All Baltimore Cops To Be Fingerprinted After Widespread Overtime Abuse

All Baltimore Cops To Be Fingerprinted After Widespread Overtime Abuse

As a police corruption scandal rocks the city, the Baltimore Police Department will now mandate fingerprint scans for officers clocking in and out of shifts. Last year, the department budgeted $US16 million ($20 million) for overtime, yet spent $US44.9 million ($57 million). Testimony during the ongoing corruption trial revealed an informal overtime system wherein officers who brought in large hauls of guns or drugs were rewarded with off-the-books time off.

Photo: AP

So far, six former officers have pleaded guilty to federal racketeering charges, while two former officers, Daniel Hersl and Marcus Taylor, are fighting them. During the trial for Hersl and Taylor, administrators have admitted to gaming the overtime system. As part of the push to get guns off streets, officers were rewarded with slash days, or “G” days.

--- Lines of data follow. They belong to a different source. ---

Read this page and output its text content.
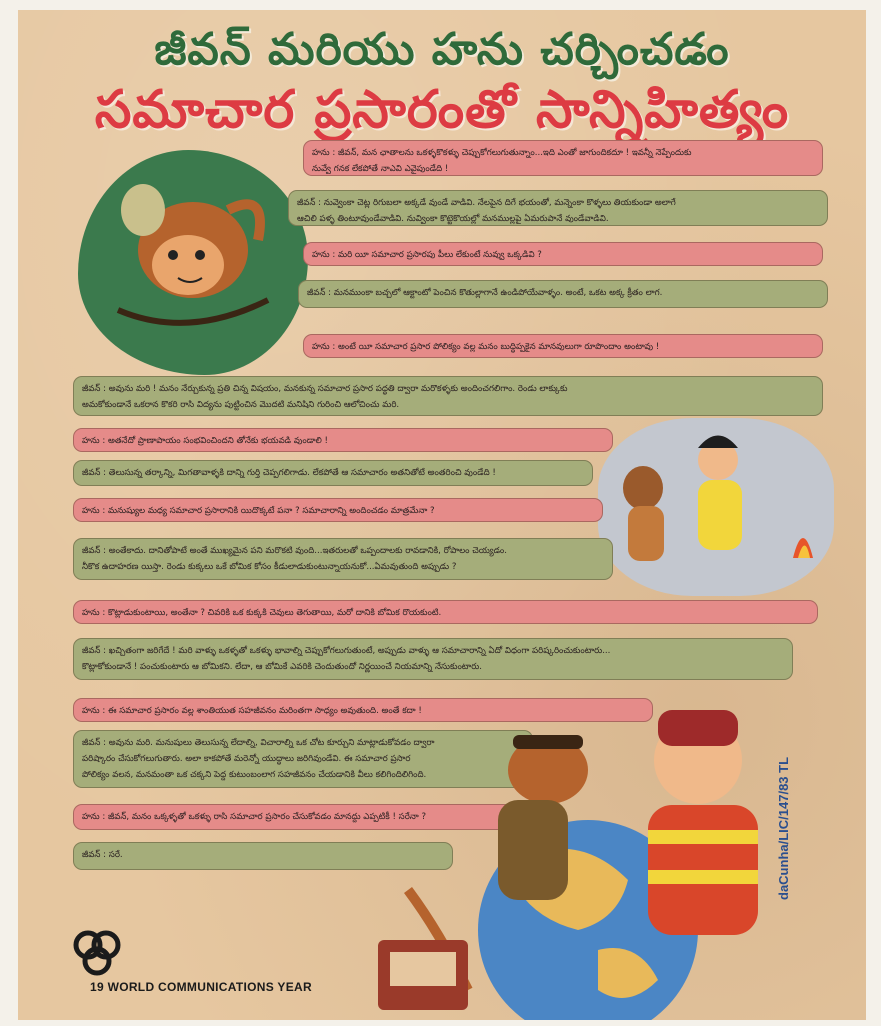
జీవన్ మరియు హను చర్చించడం
సమాచార ప్రసారంతో సాన్నిహిత్యం
హను : జీవన్, మన ఛాతాలను ఒకళ్ళకొకళ్ళు చెప్పుకోగలుగుతున్నాం...ఇది ఎంతో జాగుందికదూ ! ఇవన్నీ నెప్పేందుకు
నువ్వే గనక లేకపోతే నాఎవి ఎవైపుండేది !
జీవన్ : నువ్వెంకా చెట్ల రిగుబలా అక్కడే వుండే వాడివి. నేలపైన దిగే భయంతో, మన్నెంకా కొళ్ళలు తియకుండా అలాగే
ఆచిలి పళ్ళ తింటూవుండేవాడివి. నువ్వింకా కొట్టెకొయల్లో మనముల్లపై ఏమరుపానే వుండేవాడివి.
హను : మరి యీ సమాచార ప్రసారపు పీలు లేకుంటే నువ్వు ఒక్కడివి ?
జీవన్ : మనముంకా బచ్చలో ఆక్టాంటో పెంచిన కొతుల్లాగానే ఉండిపోయేవాళ్ళం. అంటే, ఒకట అక్క క్రీతం లాగ.
హను : అంటే యీ సమాచార ప్రసార పోలిక్యం వల్ల మనం బుద్ధిప్పకైన మానవులుగా రూపొందాం అంటావు !
జీవన్ : అవును మరి ! మనం నేర్చుకున్న ప్రతి చిన్న విషయం, మనకున్న సమాచార ప్రసార పద్ధతి ద్వారా మరొకళ్ళకు అందించగలిగాం. రెండు లాక్కుకు
అమకోకుండానే ఒకరాన కొకరి రాసి విద్యను పుట్టించిన మొదటి మనిషిని గురించి ఆలోచించు మరి.
హను : అతనేదో ప్రాణాపాయం సంభవించిందని తోనేకు భయవడి వుండాలి !
జీవన్ : తెలుసున్న తర్కాన్ని, మిగతావాళ్ళకి దాన్ని గుర్తి చెప్పగలిగాడు. లేకపోతే ఆ సమాచారం అతనితోటే అంతరించి వుండేది !
హను : మనుష్యుల మధ్య సమాచార ప్రసారానికి యిదొక్కటే పనా ? సమాచారాన్ని అందించడం మాత్రమేనా ?
జీవన్ : అంతేకాదు. దానితోపాటే అంతే ముఖ్యమైన పని మరొకటి వుంది...ఇతరులతో ఒప్పందాలకు రావడానికి, రోపాలం చెయ్యడం.
నీకొక ఉదాహరణ యిస్తా. రెండు కుక్కలు ఒకే బోమిక కోసం కీడులాడుకుంటున్నాయనుకో...ఏమవుతుంది అప్పుడు ?
హను : కొట్లాడుకుంటాయి, అంతేనా ? చివరికి ఒక కుక్కకి చెవులు తెగుతాయి, మరో దానికి బోమిక రొయకుంటి.
జీవన్ : ఖచ్చితంగా జరిగేదే ! మరి వాళ్ళు ఒకళ్ళతో ఒకళ్ళు భావాల్ని చెప్పుకోగలుగుతుంటే, అప్పుడు వాళ్ళు ఆ సమాచారాన్ని ఏదో విధంగా పరిష్కరించుకుంటారు...
కొట్లాకోకుండానే ! పంచుకుంటారు ఆ బోమికని. లేదా, ఆ బోమికే ఎవరికి చెందుతుందో నిర్ణయించే నియమాన్ని నేసుకుంటారు.
హను : ఈ సమాచార ప్రసారం వల్ల శాంతియుత సహజీవనం మరింతగా సాధ్యం అవుతుంది. అంతే కదా !
జీవన్ : అవును మరి. మనుషులు తెలుసున్న లేదాల్ని, విచారాల్ని ఒక చోట కూర్చుని మాట్లాడుకోవడం ద్వారా
పరిష్కారం చేసుకోగలుగుతారు. అలా కాకపోతే మరెన్నో యుద్ధాలు జరిగివుండేవి. ఈ సమాచార ప్రసార
పోలిక్యం వలన, మనమంతా ఒక చక్కని పెద్ద కుటుంబంలాగ సహజీవనం చేయడానికి వీలు కలిగిందిలిగింది.
హను : జీవన్, మనం ఒక్కళ్ళతో ఒకళ్ళు రాసి సమాచార ప్రసారం చేసుకోవడం మానద్దు ఎప్పటికీ ! సరేనా ?
జీవన్ : సరే.
19 WORLD COMMUNICATIONS YEAR
daCunha/LIC/147/83 TL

“You would hear squads say, ‘Yeah, we got five guns last week, so we got five g days,’ ” a former commander told The Baltimore Sun. “Some districts were well known for it. Some supervisors were well known for it.”

Some of the officers would claim overtime for their “slash” days, essentially being paid extra for days they didn’t work. Through “G” days and slash days, officers could earn enormous amounts of overtime pay without being on the clock. The BPD is grossly understaffed, so each officer faces greater demands and higher quotas for recovering guns. But the reward system, in many ways, made things worse. Mayor Catherine Pugh ordered the audit of police overtime back in March, only days after the officers were indicted.

“We allow police overtime to run up when a lot of other areas of the city, like schools, housing and parks and recreation, could benefit from that money,” Hugh told reporters in March.

Hersl and Taylor experienced a stark role reversal during the trial as they faced a judge while other officers and administrators took to the stand to describe police abuses. Similarly, the new biometric system darkly parallels how suspects are fingerprinted as they’re brought into the station. In a nascent field of police technology, researchers have used policing tools on officers, including surveying body camera data to find racial bias and using predictive algorithms to predict officer misconduct. As demand for police reform surges, officers may find themselves under the lens of technological surveillance more and more often.